Example of GROUP BY and Aggregate Functions
Typically, the two functions are used together to summarise a database. Let's consider a simple example of database of voters. The database is called Voter_List. For each voter, Voter_List has the following columns:
- Voter_ID
- City_Name
- State_Name
- Language_Spoken
For our example, let us count the number of voters in each city. To do so, we will run the following SQL command:
SELECT City_Name
COUNT (Voter_ID) Voter_Count
FROM Voter_List
GROUP BY City_Name
ORDER BY City_Name;
The command will first group unique voter IDs for each city, and then count the IDs to give us the number of voters in each city.
Commonly Used SQL Aggregate Functions
The following are some of the most commonly used SQL aggregate functions:
- AVG: This calculates the average of all values in a group.
- MIN: It returns the lowest value in a group.
- MAX: MAX aggregate function in SQL returns the largest value in a group
- COUNT: It is used to count the number of rows in a set. the COUNT function includes rows with NULL values.

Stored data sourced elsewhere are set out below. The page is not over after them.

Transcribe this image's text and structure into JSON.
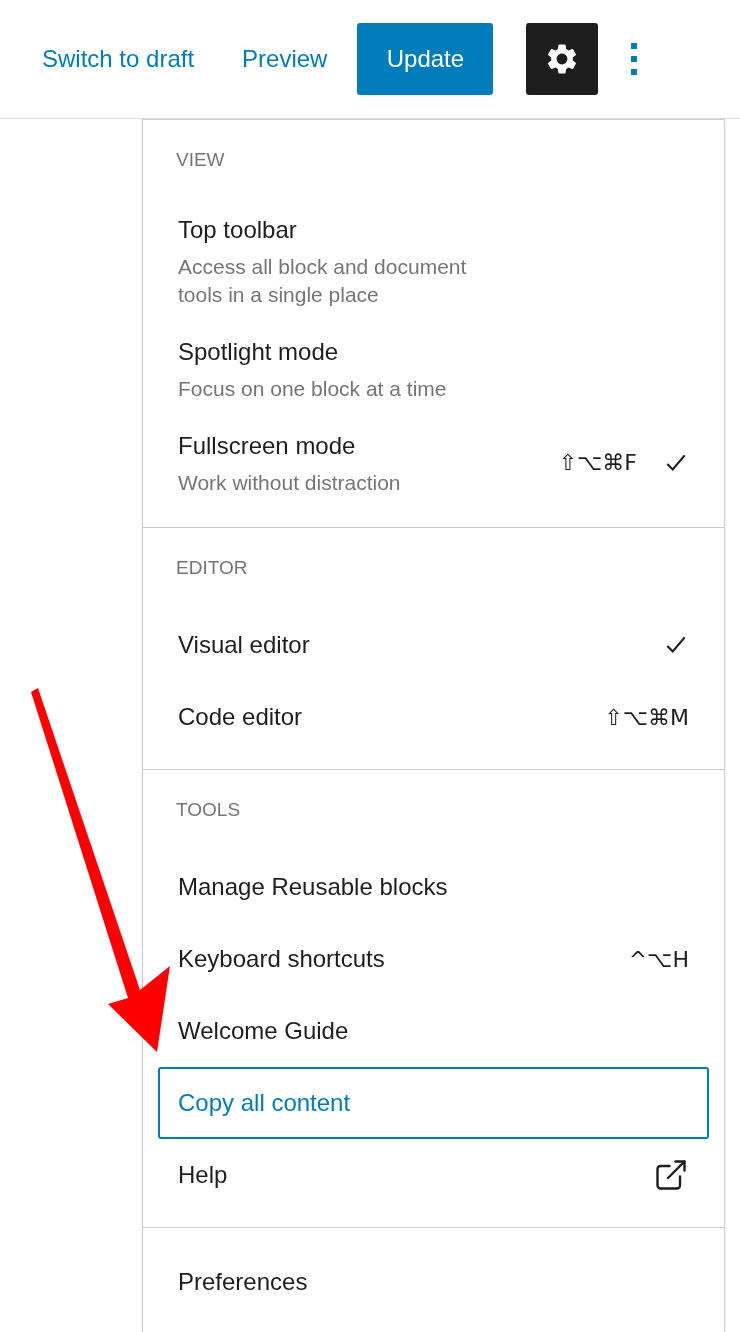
{
  "header": {
    "links": [
      "Switch to draft",
      "Preview"
    ],
    "primary_button": "Update",
    "settings_selected": true
  },
  "menu": {
    "sections": [
      {
        "label": "VIEW",
        "items": [
          {
            "kind": "toggle",
            "label": "Top toolbar",
            "description": "Access all block and document tools in a single place",
            "checked": false
          },
          {
            "kind": "toggle",
            "label": "Spotlight mode",
            "description": "Focus on one block at a time",
            "checked": false
          },
          {
            "kind": "toggle",
            "label": "Fullscreen mode",
            "description": "Work without distraction",
            "shortcut": "⇧⌥⌘F",
            "checked": true
          }
        ]
      },
      {
        "label": "EDITOR",
        "items": [
          {
            "kind": "option",
            "label": "Visual editor",
            "checked": true
          },
          {
            "kind": "option",
            "label": "Code editor",
            "shortcut": "⇧⌥⌘M",
            "checked": false
          }
        ]
      },
      {
        "label": "TOOLS",
        "items": [
          {
            "kind": "action",
            "label": "Manage Reusable blocks",
            "focused": false
          },
          {
            "kind": "action",
            "label": "Keyboard shortcuts",
            "shortcut": "^⌥H",
            "focused": false
          },
          {
            "kind": "action",
            "label": "Welcome Guide",
            "focused": false
          },
          {
            "kind": "action",
            "label": "Copy all content",
            "focused": true
          },
          {
            "kind": "link",
            "label": "Help",
            "focused": false
          }
        ]
      },
      {
        "items": [
          {
            "kind": "action",
            "label": "Preferences",
            "focused": false
          }
        ]
      }
    ]
  }
}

- SUM: This is used to calculate the sum of all non-NULL values in a group
It is important to note here that all aggregate functions ignore NULL values in a set or group, except the COUNT function.
Use of HAVING Clause
In a lot of cases, we might not want to apply the GROUP BY clause on the entire data. For instance, we might want to calculate the average order value for a particular customer. In such cases, the GROUP BY command is used together with the conditional HAVING clause.
The syntax for HAVING Clause is:
HAVING ColumnName = Value
where ColumnName is the name of the column that the GROUP BY function is applied on, and Value is the particular value you want the results for. In our example of a customer database, where each customer has a unique numerical ID, Value will be the ID of the customer you want to calculate the average order value for.